La convivencia y el contacto intergeneracional pueden producir efectos diferentes en cada grupo etario. "Los jóvenes tienen una especie de proyección de su propio camino, y lo ven en el otro. En cuanto a los adultos, están permitidos a legar algo, y que entienden que no se van con las manos vacías", agregó.

En esa mirada, la relación entre generaciones no solo permite transmitir experiencias. También construye una percepción de continuidad y pertenencia, en la que los jóvenes encuentran referencias y los mayores pueden reconocer el valor de aquello que tienen para ofrecer.

"Añadir vida a los años"

La Organización Panamericana de la Salud resume esta perspectiva con una consigna: "Añadir vida a los años", dentro de la agenda de la Década del Envejecimiento Saludable en las Américas 2021-2030.

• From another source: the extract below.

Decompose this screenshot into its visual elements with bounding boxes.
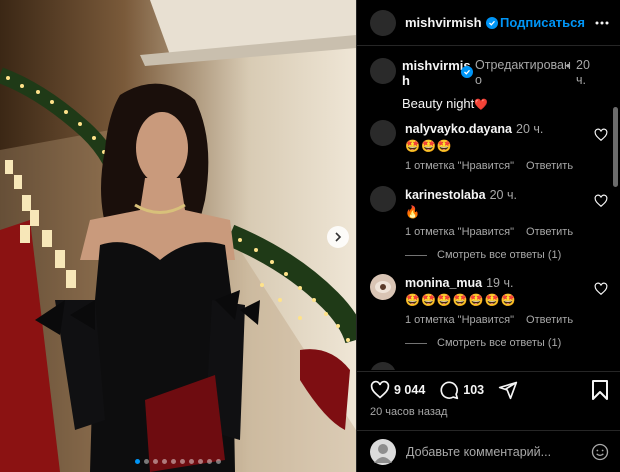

La idea atraviesa el debate sobre la abuelidad y el envejecimiento: no se trata únicamente de sumar años de vida, sino de generar las condiciones para vivirlos con vínculos, autonomía y reconocimiento. El Día de los Abuelos encuentra así una dimensión que excede el homenaje familiar. La fecha invita a reconocer el valor del intercambio entre generaciones, pero también a revisar las expectativas que recaen sobre las personas mayores.

La abuelidad puede ser una etapa de compañía, disfrute y transmisión. Puede ofrecer a los nietos referentes afectivos, historia familiar y pertenencia, y a los abuelos energía, sentido y la posibilidad de compartir su experiencia.

Pero ese vínculo no debería convertirse en una obligación que borre la vida propia. La persona mayor también tiene derecho a estudiar, viajar, emprender, participar, construir nuevas redes, cuidar su salud y sostener sus propios proyectos.

En ese equilibrio se encuentra uno de los principales desafíos del envejecimiento saludable: compartir sin quedar atrapado, cuidar sin perder autonomía y transmitir sin dejar de vivir la propia vida.